DW and I love to travel, although with MIL's death last December and FIL's declining health, our travel opportunities, even being early retirees, have been significantly curtailed.
However, a "trick" I learned during our international travels, especially with a 26+ hours travel from Hawaii to Italy and back 2 to 3 times a year, is to take Melatonin for 3 straight days before my flight...and take them when it would be bedtime at my destination. So with HI and Italy being 12 hours apart, I would take melatonin for three days before my flight at 1000 hours (10:00 AM). I find traveling east makes jetlag more of an issue...but on my last flight from HI to Italy, I flew in on Saturday morning, and by Monday morning, we were jetting off to Amsterdam with no jetlag issues. This trick works for me...worth a try if you suffer from jetlag.
The downside is that I can only hold mail for one month. I have two kids nearby so each month, one kid will pick up my mail.
I made friends with my mailman and he can hold my mail for longer than 1 month...just another way to go about it.
Our long-trip threshold is three weeks. By then we are ready to go home. At the halfway point of a longer trip we schedule a down day with little or nothing scheduled. A good time to relax and recharge.
Re getting sick it happens. We carry generic Imodium, generic Sudafed, and ibuprofen plus azithromycin or some other 3-day antibiotic blast for the occasional gastric excitement. The latter requires a prescription and your doc can tell you about options there, but I'm sure he/she will give you the scrip.
DW and I feel the same way about length of travel...3-4 weeks at a destination would be about what we prefer and by then we are ready to head back home. Being a home gardener, I always "worry" about my plants.
We also include Imodium, Sudafed, Nyquil and Tylenol in our packing list...not so much antibiotics, although prior to a trip to the Philippines and Singapore recently, we were actually referred by our Primary Care Provider to a Travel Clinic and the doctor there reviewed our shots to make sure we have the adequate immunizations for our destinations and prescribed certain medications that we took with us (mainly for addressing traveler's diarrhea and such).
On our last two tours, one to the East Coast, and the other to the Canadian Rockies, we went with Tauck. They are more laid back, dining is choice of menus, hotels are Fairmont or equivalent.

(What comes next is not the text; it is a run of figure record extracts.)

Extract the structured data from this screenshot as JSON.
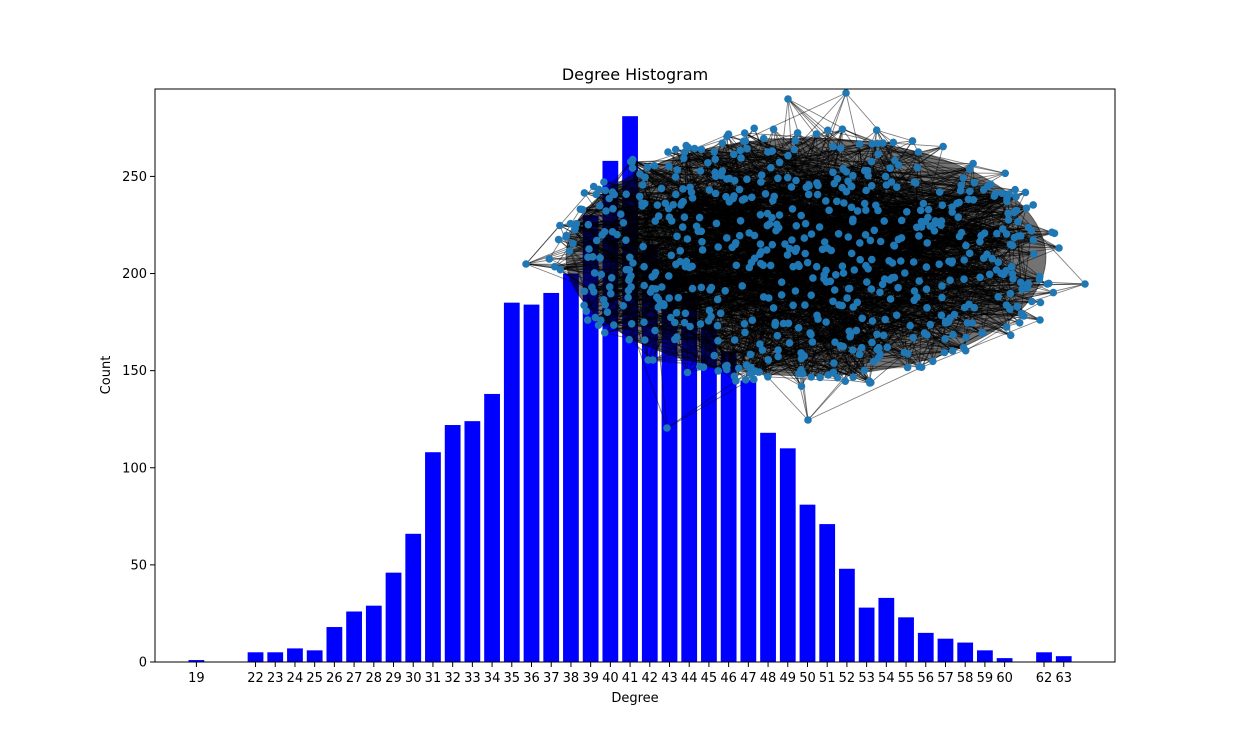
{
  "chart_data": {
    "type": "bar",
    "title": "Degree Histogram",
    "xlabel": "Degree",
    "ylabel": "Count",
    "ylim": [
      0,
      295
    ],
    "yticks": [
      0,
      50,
      100,
      150,
      200,
      250
    ],
    "grid": false,
    "categories": [
      19,
      22,
      23,
      24,
      25,
      26,
      27,
      28,
      29,
      30,
      31,
      32,
      33,
      34,
      35,
      36,
      37,
      38,
      39,
      40,
      41,
      42,
      43,
      44,
      45,
      46,
      47,
      48,
      49,
      50,
      51,
      52,
      53,
      54,
      55,
      56,
      57,
      58,
      59,
      60,
      62,
      63
    ],
    "values": [
      1,
      5,
      5,
      7,
      6,
      18,
      26,
      29,
      46,
      66,
      108,
      122,
      124,
      138,
      185,
      184,
      190,
      200,
      230,
      258,
      281,
      215,
      200,
      190,
      175,
      160,
      145,
      118,
      110,
      81,
      71,
      48,
      28,
      33,
      23,
      15,
      12,
      10,
      6,
      2,
      5,
      3
    ],
    "bar_color": "#0000ff",
    "inset_network": {
      "node_color": "#1f77b4",
      "edge_color": "#000000"
    }
  }
}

Yes, they are more expensive, but you get what you pay for. Since we are cutting back on traveling, we can take fewer more expensive trips and stay within our travel budget.
DW and I normally prefer not traveling with a group, although for a trip with multiple flights and destinations/countries, we are considering an outfit like Tauck. I've heard some good and bad things about them, so the research continues. I will look at Tauck for a trip we are planning to Machu Picchu and the Galapagos.
Although we can afford it, we have yet to travel in style by splurging for business or first class for those long international flights, or even from here in HI to the mainland USA...guess old habits (that allowed us to RE) die hard.
I have to share an anecdote I heard from a fellow traveler while we were in Europe. He said "Europeans think 100 miles is far, while Americans think 100 years is long"...pretty much sums things up.